Dear Friends, We began our Lenten journey on Ash Wednesday with the command, “Repent, and believe in the Good News.” Lent, we need to remember, is a time to enter within, to examine the hidden depths of our heart. As we enter more deeply within, we will find our brokenness but also a real possibility of peace. Even more, we will discover God’s mercy in abundant supply. The challenge of Lent urges us to free our heart, our mind and our life to grapple with the great truth of our faith, Jesus Christ Crucified and Jesus Christ Risen. These six weeks of repentance and reflection need to lead us to celebrate the Pascal Mystery. Lent prepares us for the most solemn holy days of the Triduum at the end of Holy Week.

On this first Sunday of Lent, we have the story of Jesus’ temptations. In the story, we have echoes of the temptation of our parents in the Garden and the rebellious followers of Moses in the desert. Contrary to these earlier victories of Satan, Jesus is the victor this time.

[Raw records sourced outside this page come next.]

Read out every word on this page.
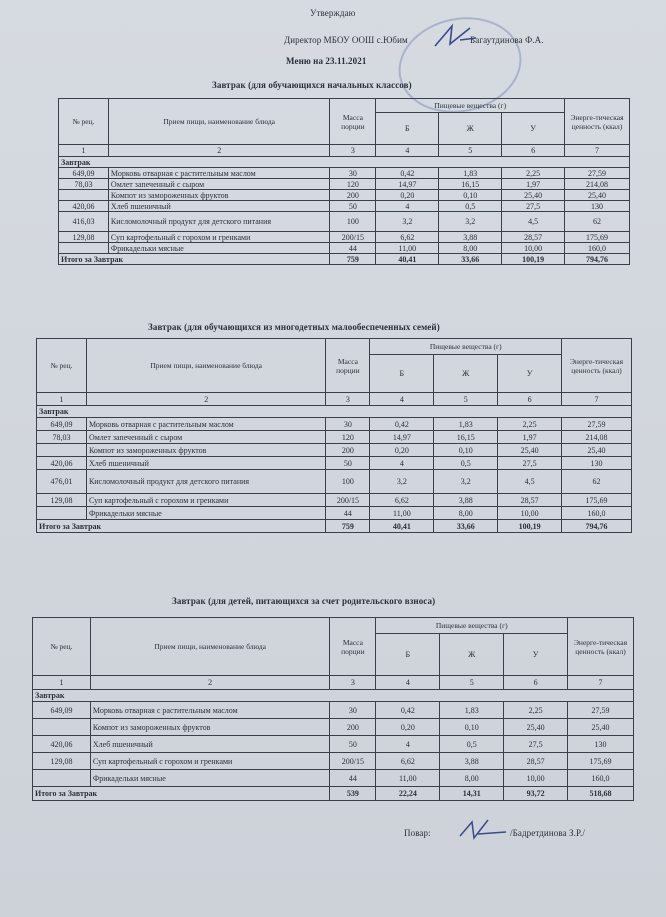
Утверждаю
Директор МБОУ ООШ с.Юбим	Багаутдинова Ф.А.
Меню на 23.11.2021
Завтрак (для обучающихся начальных классов)
№ рец.	Прием пищи, наименование блюда	Масса порции	Пищевые вещества (г)			Энерге-тическая ценность (ккал)
			Б	Ж	У	
1	2	3	4	5	6	7
Завтрак						
649,09	Морковь отварная с растительным маслом	30	0,42	1,83	2,25	27,59
78,03	Омлет запеченный с сыром	120	14,97	16,15	1,97	214,08
	Компот из замороженных фруктов	200	0,20	0,10	25,40	25,40
420,06	Хлеб пшеничный	50	4	0,5	27,5	130
416,03	Кисломолочный продукт для детского питания	100	3,2	3,2	4,5	62
129,08	Суп картофельный с горохом и гренками	200/15	6,62	3,88	28,57	175,69
	Фрикадельки мясные	44	11,00	8,00	10,00	160,0
Итого за Завтрак		759	40,41	33,66	100,19	794,76
Завтрак (для обучающихся из многодетных малообеспеченных семей)
№ рец.	Прием пищи, наименование блюда	Масса порции	Пищевые вещества (г)			Энерге-тическая ценность (ккал)
			Б	Ж	У	
1	2	3	4	5	6	7
Завтрак						
649,09	Морковь отварная с растительным маслом	30	0,42	1,83	2,25	27,59
78,03	Омлет запеченный с сыром	120	14,97	16,15	1,97	214,08
	Компот из замороженных фруктов	200	0,20	0,10	25,40	25,40
420,06	Хлеб пшеничный	50	4	0,5	27,5	130
476,01	Кисломолочный продукт для детского питания	100	3,2	3,2	4,5	62
129,08	Суп картофельный с горохом и гренками	200/15	6,62	3,88	28,57	175,69
	Фрикадельки мясные	44	11,00	8,00	10,00	160,0
Итого за Завтрак		759	40,41	33,66	100,19	794,76
Завтрак (для детей, питающихся за счет родительского взноса)
№ рец.	Прием пищи, наименование блюда	Масса порции	Пищевые вещества (г)			Энерге-тическая ценность (ккал)
			Б	Ж	У	
1	2	3	4	5	6	7
Завтрак						
649,09	Морковь отварная с растительным маслом	30	0,42	1,83	2,25	27,59
	Компот из замороженных фруктов	200	0,20	0,10	25,40	25,40
420,06	Хлеб пшеничный	50	4	0,5	27,5	130
129,08	Суп картофельный с горохом и гренками	200/15	6,62	3,88	28,57	175,69
	Фрикадельки мясные	44	11,00	8,00	10,00	160,0
Итого за Завтрак		539	22,24	14,31	93,72	518,68
Повар:	/Бадретдинова З.Р./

The temptations all come down to what kind of Messiah Jesus was going to be. The devil offered an attractive expression of a leader who would save the world with the values of the world: personal power, military and political might and wonder-working aimed at enthralling the masses. Jesus would achieve personal prestige, wealth, and control in the extreme. Jesus chose a different path, service and love over possessions and celebrity. Jesus elected to simply share our humanity. This exposed him to all the consequences of being faithful to God in a sinful and unfair world. This would lead to a suffering Messiah, a Messiah of humility and selflessness, not power and privilege. Jesus chose his way of leadership and the power of weakness that was revealed in the washing of the feet and all the events of that fateful weekend.

In his rejection of Satan, Jesus reveals to us the truth of our own lives. We are rooted in and called by a gracious God who has a great plan. This divine plan is infinitely better than all the attractions and deceptions of power, pleasure, wealth and control that make up the devil’s trickery.

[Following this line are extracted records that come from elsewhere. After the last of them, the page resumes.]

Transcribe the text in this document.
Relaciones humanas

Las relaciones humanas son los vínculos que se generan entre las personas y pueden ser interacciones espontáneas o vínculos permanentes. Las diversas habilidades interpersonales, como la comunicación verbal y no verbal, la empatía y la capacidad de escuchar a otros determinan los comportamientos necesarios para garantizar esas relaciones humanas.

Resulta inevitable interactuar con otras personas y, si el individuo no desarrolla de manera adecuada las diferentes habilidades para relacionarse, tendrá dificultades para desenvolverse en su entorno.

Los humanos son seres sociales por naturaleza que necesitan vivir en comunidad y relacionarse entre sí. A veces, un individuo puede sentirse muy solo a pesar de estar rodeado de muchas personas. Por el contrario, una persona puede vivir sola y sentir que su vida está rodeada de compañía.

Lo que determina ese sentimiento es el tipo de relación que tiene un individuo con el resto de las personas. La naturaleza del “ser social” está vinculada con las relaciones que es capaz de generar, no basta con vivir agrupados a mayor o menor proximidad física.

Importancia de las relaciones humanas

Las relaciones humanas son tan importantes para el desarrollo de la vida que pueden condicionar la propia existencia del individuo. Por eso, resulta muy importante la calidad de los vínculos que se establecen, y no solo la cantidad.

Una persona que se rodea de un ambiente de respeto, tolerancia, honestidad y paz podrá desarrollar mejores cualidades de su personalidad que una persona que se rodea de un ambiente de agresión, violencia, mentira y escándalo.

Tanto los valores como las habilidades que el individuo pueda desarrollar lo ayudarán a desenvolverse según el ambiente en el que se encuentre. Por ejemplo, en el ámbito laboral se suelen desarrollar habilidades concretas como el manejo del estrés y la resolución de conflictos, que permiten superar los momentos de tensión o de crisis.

God shows us in Jesus that his love will win out in the end. We need to use this time of Lent to pray, reflect and enter into ourselves. This demands slowing down to seek opportunities for silence and prayer. The Church offers a treasure for the spirit in the liturgical readings of the daily masses and especially the Sundays masses of Lent. The Church invites us into the Word of God to guide us in the footsteps of Jesus. We are summoned into the “Jesus game” where you win by losing.

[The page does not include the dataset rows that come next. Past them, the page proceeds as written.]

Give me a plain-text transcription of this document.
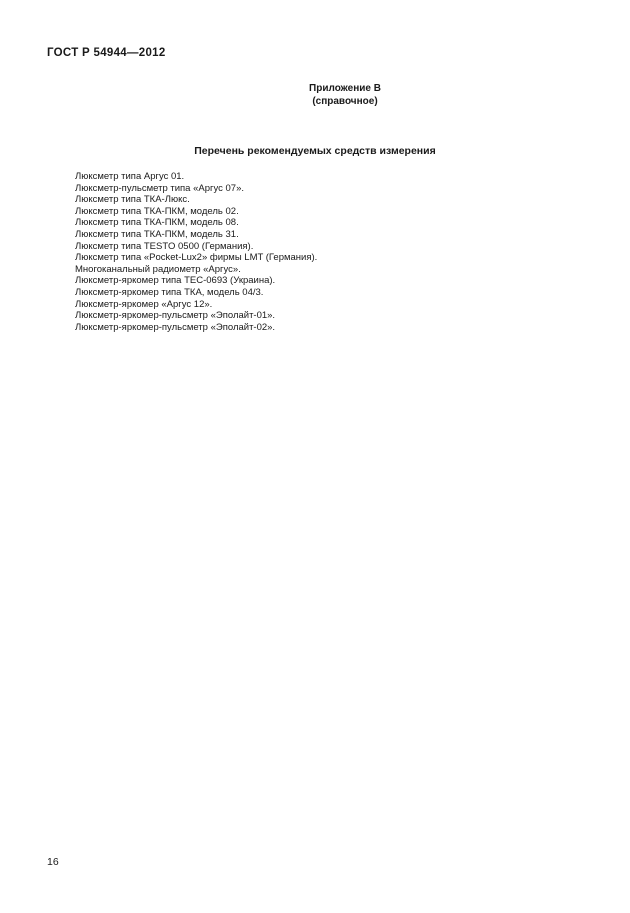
ГОСТ Р 54944—2012
Приложение В
(справочное)
Перечень рекомендуемых средств измерения
Люксметр типа Аргус 01.
Люксметр-пульсметр типа «Аргус 07».
Люксметр типа ТКА-Люкс.
Люксметр типа ТКА-ПКМ, модель 02.
Люксметр типа ТКА-ПКМ, модель 08.
Люксметр типа ТКА-ПКМ, модель 31.
Люксметр типа TESTO 0500 (Германия).
Люксметр типа «Pocket-Lux2» фирмы LMT (Германия).
Многоканальный радиометр «Аргус».
Люксметр-яркомер типа ТЕС-0693 (Украина).
Люксметр-яркомер типа ТКА, модель 04/3.
Люксметр-яркомер «Аргус 12».
Люксметр-яркомер-пульсметр «Эполайт-01».
Люксметр-яркомер-пульсметр «Эполайт-02».
16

This is the choice Jesus reveals in today’s Gospel passage. We need to be reminded that the devil is still playing his destructive games. The devil’s program is always the same. His deceiving action always offers evil wrapped up in the guise of the good and appealing. Yet, it is ultimately the destructive evil which is the only option in his bag of tricks. Jesus offers another choice beyond Satan’s relentless deceptions. It is a choice that leads to the victory of good over evil, of life over death. We need to keep our eyes on Jesus! This is our Lenten task!